El oro
El peso del oro en la balanza exportadora
Las cifras revelan que el oro actúa como el motor del crecimiento exportador nacional; el resto del aparato productivo acompaña de forma irregular y tímida.

El oro se ha constituido en el motor de las exportaciones nacionales.
La elevada incidencia que ha venido teniendo el oro dentro de las exportaciones nacionales revela que el reciente buen desempeño exportador del país responde más a un ciclo favorable de los precios del metal que a una fortaleza estructural del sector.
El oro ha representado el 40 % del valor de las exportaciones nacionales en 2019, 46 % en 2020, 38 % en 2021, 31 % en 2022, 48 % en 2023, 37 % en 2024 y 44 % en 2025. En otras palabras, entre un tercio y casi la mitad de las exportaciones del país descansan sobre un producto de naturaleza extractiva, altamente volátil y expuesto a los vaivenes del mercado internacional.
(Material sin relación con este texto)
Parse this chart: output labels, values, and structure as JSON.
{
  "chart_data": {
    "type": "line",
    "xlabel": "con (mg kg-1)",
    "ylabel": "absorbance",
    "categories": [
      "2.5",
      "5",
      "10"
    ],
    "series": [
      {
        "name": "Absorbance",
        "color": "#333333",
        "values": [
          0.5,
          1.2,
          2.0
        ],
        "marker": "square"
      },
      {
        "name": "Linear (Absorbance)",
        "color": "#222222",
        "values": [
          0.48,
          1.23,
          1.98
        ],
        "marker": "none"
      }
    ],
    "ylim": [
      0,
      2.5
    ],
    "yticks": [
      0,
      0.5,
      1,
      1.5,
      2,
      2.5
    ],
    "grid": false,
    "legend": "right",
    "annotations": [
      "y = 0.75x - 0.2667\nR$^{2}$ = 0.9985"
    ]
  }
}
El año 2023 resulta particularmente ilustrativo: mientras las exportaciones nacionales se contraen con fuerza —al pasar de 4,272 a 3,590 millones de dólares—, las exportaciones de oro crecen de 1,322.4 a 1,727.6 millones.
Sin embargo, ese avance no fue suficiente para compensar la caída del resto de los bienes exportados, dejando al descubierto la fragilidad del conjunto.
Un contraste se observa en 2025, cuando las exportaciones nacionales registran un salto significativo, de 3,990 a 5,458 millones de dólares. En ese año, el oro realiza su mayor aporte del período, con exportaciones por 2,383 millones, explicando por sí solo el 62 % del crecimiento total. El metal precioso vuelve así a erigirse como el gran sostén del resultado agregado.
En cambio, el resto de las exportaciones nacionales muestra un desempeño más errático: crecimientos modestos, retrocesos recurrentes y dificultades para sostener una trayectoria clara de expansión. No sorprende, entonces, que mientras el crecimiento acumulado de las exportaciones de oro alcanza el 61 %, el de las exportaciones nacionales en su conjunto se limite al 38 %.
En términos reales —ajustados por la inflación internacional—, las exportaciones no mineras se aproximan peligrosamente al estancamiento.
De este modo, el oro actúa como el motor del crecimiento exportador nacional, el resto del aparato productivo acompaña de forma irregular y tímida, encontrando en el metal un amortiguador más que un reflejo de dinamismo propio. La balanza avanza, pero teniendo su mayor apoyo en un solo pilar.
Esta realidad sugiere la necesidad de profundizar la competitividad, la diversificación productiva y el acceso efectivo a nuevos mercados. La agenda exportadora debería poner un mayor énfasis en el impulso a la agroindustria, al fortalecimiento de la manufactura local con valor agregado y al desarrollo de servicios exportables fuera del régimen de zonas francas, para que el crecimiento deje de depender del brillo volátil del oro y repose sobre bases más amplias y duraderas.